Entonces, ojo de vigía, espolones de acero, cresta
como la grana y andares gallardos, aparecía el majestuoso dueño de aquellos
dominios infectos. El gallo maricón que me metía “las cabras en el corral”
haciendo que palideciera de miedo. “Que no”te se” acerque, Si”te se” acerca
le arreas un buen estacazo”, me tenía dicho la Tía María mientras
dejaba a la vera derecha de aquel mar de olores, y apoyada en la pared, una
estaca de metro y medio con la que quitarle el hipo a tan plumado ejemplar.
Pobre de mí, incapaz en mi infortunio de matar siquiera a una mosca ¿cómo iba a
enfrentarme a la apostura, y a las afiladas garras, que todo hay que decirlo,
de aquel gallo altivo, arrogante y cabrón, que rodeado de insulsas gallinas y
alocados polluelos pululaba jactancioso y engreído por aquel nauseabundo lugar
plagado de olores y pestilencias que jamás habrán de caer en el olvido? Y fue
allí. Juro por Dios y sobre la Biblia que fue allí, en aquel universo de
rosados colores y variados perfumes, donde se incubó mi inquina imperecedera y
perdurable hasta el fin de mis días hacia todos los volátiles bichos y sus
trajes de pluma.
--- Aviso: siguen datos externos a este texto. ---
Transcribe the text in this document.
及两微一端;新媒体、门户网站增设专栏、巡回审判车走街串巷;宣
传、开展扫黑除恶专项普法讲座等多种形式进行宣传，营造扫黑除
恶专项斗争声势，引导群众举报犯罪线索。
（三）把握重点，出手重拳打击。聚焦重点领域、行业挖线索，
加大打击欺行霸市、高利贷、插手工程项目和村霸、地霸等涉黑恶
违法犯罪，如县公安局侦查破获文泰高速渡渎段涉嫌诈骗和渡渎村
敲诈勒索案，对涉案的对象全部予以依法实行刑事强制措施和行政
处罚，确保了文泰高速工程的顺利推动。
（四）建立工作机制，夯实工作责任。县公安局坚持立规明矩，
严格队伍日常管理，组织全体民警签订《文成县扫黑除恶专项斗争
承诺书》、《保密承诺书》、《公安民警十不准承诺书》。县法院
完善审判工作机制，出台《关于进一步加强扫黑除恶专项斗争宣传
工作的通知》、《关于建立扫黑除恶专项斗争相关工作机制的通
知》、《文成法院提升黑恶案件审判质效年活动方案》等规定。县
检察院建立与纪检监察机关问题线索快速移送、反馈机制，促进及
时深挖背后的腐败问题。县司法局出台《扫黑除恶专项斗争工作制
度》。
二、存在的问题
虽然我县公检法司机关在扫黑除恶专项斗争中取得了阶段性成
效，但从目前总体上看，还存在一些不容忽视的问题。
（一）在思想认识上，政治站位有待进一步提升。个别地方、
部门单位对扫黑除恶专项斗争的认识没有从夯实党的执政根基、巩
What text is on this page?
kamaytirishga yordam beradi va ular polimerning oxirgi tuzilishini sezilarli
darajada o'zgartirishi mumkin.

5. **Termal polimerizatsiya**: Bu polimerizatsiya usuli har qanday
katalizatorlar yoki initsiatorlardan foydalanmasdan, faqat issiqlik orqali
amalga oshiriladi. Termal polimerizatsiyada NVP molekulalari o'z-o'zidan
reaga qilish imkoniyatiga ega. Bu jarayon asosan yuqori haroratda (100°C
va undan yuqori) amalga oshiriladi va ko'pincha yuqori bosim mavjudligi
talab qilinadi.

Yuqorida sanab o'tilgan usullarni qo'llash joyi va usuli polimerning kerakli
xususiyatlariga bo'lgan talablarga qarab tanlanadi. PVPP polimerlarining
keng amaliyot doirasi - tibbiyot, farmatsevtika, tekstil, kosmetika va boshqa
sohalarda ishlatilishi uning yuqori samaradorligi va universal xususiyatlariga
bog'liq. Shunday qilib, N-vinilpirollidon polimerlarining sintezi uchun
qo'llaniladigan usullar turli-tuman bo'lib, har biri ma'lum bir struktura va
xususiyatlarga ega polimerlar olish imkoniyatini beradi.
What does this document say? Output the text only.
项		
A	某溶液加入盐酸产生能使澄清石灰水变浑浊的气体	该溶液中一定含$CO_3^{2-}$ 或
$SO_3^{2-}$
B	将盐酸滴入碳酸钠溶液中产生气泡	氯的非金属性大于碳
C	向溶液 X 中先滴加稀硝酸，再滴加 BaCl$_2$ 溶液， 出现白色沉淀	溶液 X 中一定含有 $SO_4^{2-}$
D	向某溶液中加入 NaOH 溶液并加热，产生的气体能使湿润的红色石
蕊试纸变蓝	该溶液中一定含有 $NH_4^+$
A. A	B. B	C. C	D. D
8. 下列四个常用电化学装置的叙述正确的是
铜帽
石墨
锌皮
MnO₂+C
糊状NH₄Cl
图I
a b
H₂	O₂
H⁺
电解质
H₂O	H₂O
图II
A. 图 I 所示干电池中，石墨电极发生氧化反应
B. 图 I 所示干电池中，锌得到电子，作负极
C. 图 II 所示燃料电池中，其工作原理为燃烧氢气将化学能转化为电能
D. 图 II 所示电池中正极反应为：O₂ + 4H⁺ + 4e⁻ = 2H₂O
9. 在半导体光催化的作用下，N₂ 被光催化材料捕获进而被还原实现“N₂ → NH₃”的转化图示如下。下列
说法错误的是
Desde entonces, perdices en escabeche, codornices a la
plancha, patos a la naranja, palomos con habichuelas, pollos en pepitoria,
pavos al chilindrón, los celebrados galianos de perdiz y otros compuestos de
tan exquisitas aves se pueden ir mismamente, como se fue el carro del Bizco, a
cagar leches.
Aquel gallo cabrónazo terminó, como tantos otros,
bajo el palo de la escoba de la Tía María que era diestra y manijera en el
sufrido arte de mandar a estas bestias del averno a descansar en los brazos del
sumo hacedor. Les metía el pescuezo por las bajeras del susodicho palo,
colocaba un pie en cada extremo y así, Asia a un lado, al otro Europa y allá a
su frente Estambul, tiraba sin compasión hasta que el cuello del plumífero
elemento pasaba a medir como tres cuartas y media. Aleteando, y entre
convulsiones, colgaba al bicho de la viga maestra que atravesaba a lo ancho el
camarón, que como dijimos era una estancia desvencijada y llena de trastos
donde igual se fregaban los platos que se meaba en un cubo, y sin ningún tipo
de vacilación, con decisión y prestancia le rebanaba de un tajo el pescuezo con
el cuchillo que servía “pa to”. Como ángel caído todavía aleteaba el plumado,
otrora vigoroso y engreído señor de sus dominios, por las boñigas ajenas que
como pienso engullía, mientras una catarata de sangre caía cuajándose en el
lebrillo, que también servía para hacer la limoná en los días calurosos del
verano, colocado bajo la inexistente testuz, mientras una sensación de asco se
apoderaba sin piedad de mis adentros. Ojos miopes como platos por poca vista y
sorpresa, estómago en asiento durante días eternos mientras una sensación como de
levedad recorría mi humana y débil condición de tierno infante.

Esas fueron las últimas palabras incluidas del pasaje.